A video of Donald Trump showing little restraint while feeding fish on his visit to Japan has proved controversial.
The US president and his Japanese host Shinzo Abe were filmed spooning food into a pond of koi carp fish outside of Akasaka Palace in Tokyo, when Trump seemingly decided he’d had enough.
Pictures of Trump upending the entire box of food directly into the pond below, with a laughing Rex Tillerson behind him, quickly went viral on social media – and people were quick to label it a massive faux-pas on the president’s part.
Trump was supposed to feed the koi by the spoonful with PM Abe but quickly got impatient and dumped the whole box of food into the pond. pic.twitter.com/MZxNfqTRDB
— Yashar Ali 🐘 (@yashar) November 6, 2017
The incident was clearly very meme-worthy, and it didn’t take long before people starting adding their own captions to it.
Worst. Saltbae. Parody. Ever pic.twitter.com/GbKHC9eSlN
— Andrew Brown (@AndrewBrownAU) November 6, 2017
Trump is me the box is my future pic.twitter.com/dB6tWkvYBl
— robbie 👽 (@zquadfather) November 6, 2017
Trump refuses to feed the fish properly until Japanese automakers start making their cars in the US. pic.twitter.com/HE3ck63m9Q
— Josh Jordan (@NumbersMuncher) November 6, 2017
People even suggested that Trump was putting the koi in danger.
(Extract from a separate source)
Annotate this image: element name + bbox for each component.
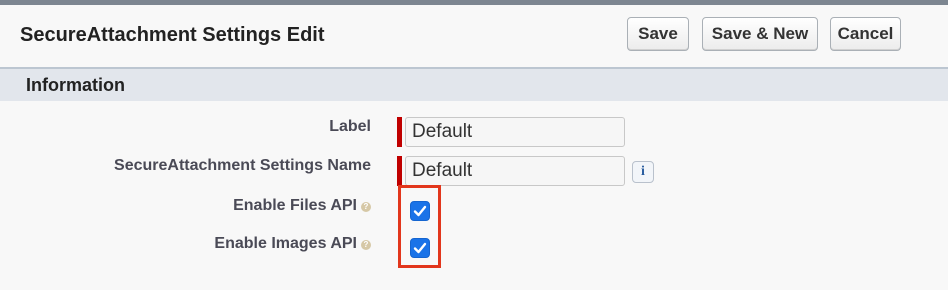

But, while overfeeding can be a common problem for koi owners, all is not quite as it seems in the video.
The Japanese prime minister had actually dumped his box of food into the pond first.
It turns out world leaders don’t have all that much time to spend feeding fish.
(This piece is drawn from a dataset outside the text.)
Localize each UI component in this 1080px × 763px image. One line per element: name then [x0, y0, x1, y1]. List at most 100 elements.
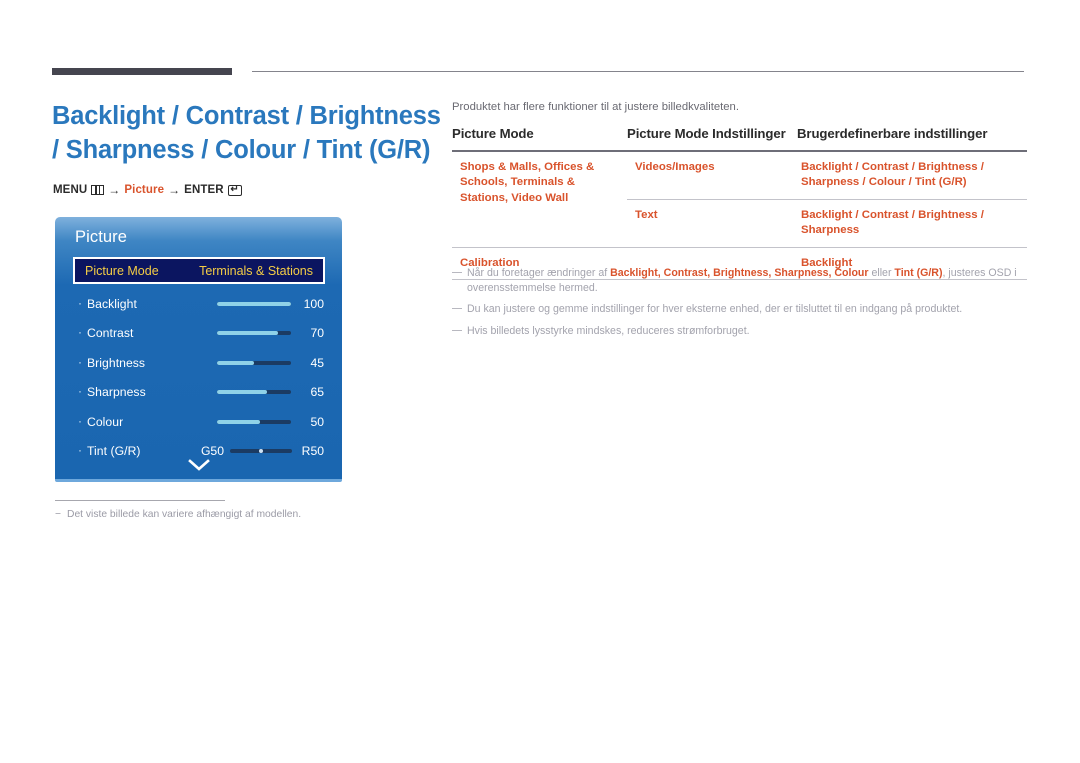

Reports of the incident on various websites fail to mention that Abe went first, and as a result people have been criticising Trump’s actions.
Our only hope is that Donald Trump exercises greater control over our nuclear arsenal than he does a box of fish food.
— John Iadarola (@johniadarola) November 6, 2017
Trump feeding koi fish pic.twitter.com/k6VQaC0so7
— Belinda Barnet (@manjusrii) November 6, 2017
The whole thing was actually pretty unremarkable, and clearly the pond which housed all the koi was large enough not to put the fish in danger.
Trump is just the latest world leader to visit Akasaka Palace, one of Japan’s two state guesthouses.
US president Gerald Ford was the first to stay in the renovated palace, in 1974, while Margaret Thatcher has also fed its fish. Princess Diana got a doll-making tutorial there and, most recently, Theresa May visited earlier this year.